Ou peut-être hier, on ne sait plus. Deux ans après l’élection de François Hollande, l’addition est salée du point de vue des militants socialistes de gauche. Oui car grâce à François Hollande, et maintenant grâce à son premier ministre Manuel Valls, on se sent obliger de préciser socialiste “de gauche”, pour distinguer la majorité des cadres du parti – sociaux-démocrates – qui suivent la ligne du président de la République, de la minorité de moins en moins silencieuse de la gauche du Parti Socialiste, qui donne de la voix contre les mesures jugées trop rigoristes, trop favorables aux entreprises. Si le président de la République n’a pas réussi grand chose aux yeux de ceux qui l’ont élu en deux ans, il a réussi ce que beaucoup espéraient, et Valls le premier : il a tué la gauche française.

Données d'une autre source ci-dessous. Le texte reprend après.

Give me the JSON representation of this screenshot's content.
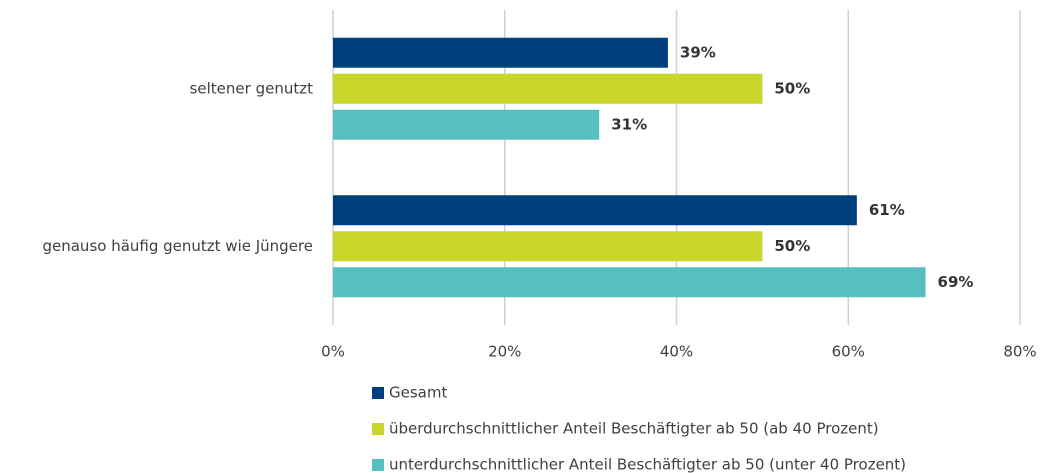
{
  "chart_data": {
    "type": "hbar",
    "categories": [
      "seltener genutzt",
      "genauso häufig genutzt wie Jüngere"
    ],
    "series": [
      {
        "name": "Gesamt",
        "color": "#003f7d",
        "values": [
          39,
          61
        ],
        "value_labels": [
          "39%",
          "61%"
        ]
      },
      {
        "name": "überdurchschnittlicher Anteil Beschäftigter ab 50 (ab 40 Prozent)",
        "color": "#c8d62b",
        "values": [
          50,
          50
        ],
        "value_labels": [
          "50%",
          "50%"
        ]
      },
      {
        "name": "unterdurchschnittlicher Anteil Beschäftigter ab 50 (unter 40 Prozent)",
        "color": "#57bfc1",
        "values": [
          31,
          69
        ],
        "value_labels": [
          "31%",
          "69%"
        ]
      }
    ],
    "xlim": [
      0,
      80
    ],
    "xticks": [
      {
        "value": 0,
        "label": "0%"
      },
      {
        "value": 20,
        "label": "20%"
      },
      {
        "value": 40,
        "label": "40%"
      },
      {
        "value": 60,
        "label": "60%"
      },
      {
        "value": 80,
        "label": "80%"
      }
    ],
    "grid": true,
    "legend": "bottom"
  }
}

On parle toujours de la droitisation de l’UMP qui court après les voix du Front National, mais on ne mesure pas assez la transformation de la gauche française. François Hollande a gagné la présidentielle en deux temps : en déclarant que la finance était son ennemi lors du fameux discours du Bourget, et en se posant comme le président exemplaire, celui des valeurs de la République et de la gauche, face à celui qu’il accusait d’avoir diviser les Français, Nicolas Sarkozy. Seulement il a perdu sur les deux plans. Sur le plan des valeurs, le président a perdu en crédibilité au moment de l’affaire Gayet. Mais cela reste anecdotique. François Hollande, c’est celui qui voulait renégocier le traité européen, combattre la fraude et les paradis fiscaux, celui qui mettait en exergue l’égalité. Résultat, le pacte “Merkozy” a été signé, la fraude fiscale représente toujours 1.000 milliards d’euros par an, et les inégalités sociales n’ont jamais été aussi fortes. La sociale-démocratie tue la gauche de gouvernement traditionnelle : une majorité de députés élue pour soutenir la politique du président de la République sous l’étiquette socialiste d’un parti qui n’en a plus que le nom. Attention, en disant cela, je parle d’abord des cadres, et non des militants, et encore, ils ne sont pas tous devenus sociaux-démocrates. Une poignée d’irréductibles “gauchistes” veut résister encore et toujours aux envahisseurs libéraux, Sapin, Moscovici et autres Cambadélis.
Si je provoque un peu en disant que la gauche est morte, c’est parce que de la même manière que François Hollande s’est coupé des Français, le Parti Socialiste de Solférino a perdu sa base militante. Des dizaines de militants qui étaient là depuis vingt ou trente ans rendent leurs cartes, dégoûtés par tant de mensonges. Les députés se font malmener lorsqu’ils reviennent dans leurs circonscriptions, par des gens qui leur dise qu’ils n’ont pas voté pour ça, tout simplement. Tout le monde se sent trompé, abusé. Ils ont cru mettre Sarkozy dehors, ils prennent la même politique économique inégalitaire en pleine face. Le président de la République est pourtant sûr de son fait, avec une côte de popularité au plus bas (18 % d’opinion favorable), des députés frondeurs dans son propre camp, une défaite sévère lors des municipales. Il ne dévie pas d’un pouce de la ligne qu’il s’est fixé. Il va droit dans le mur, et la gauche avec lui.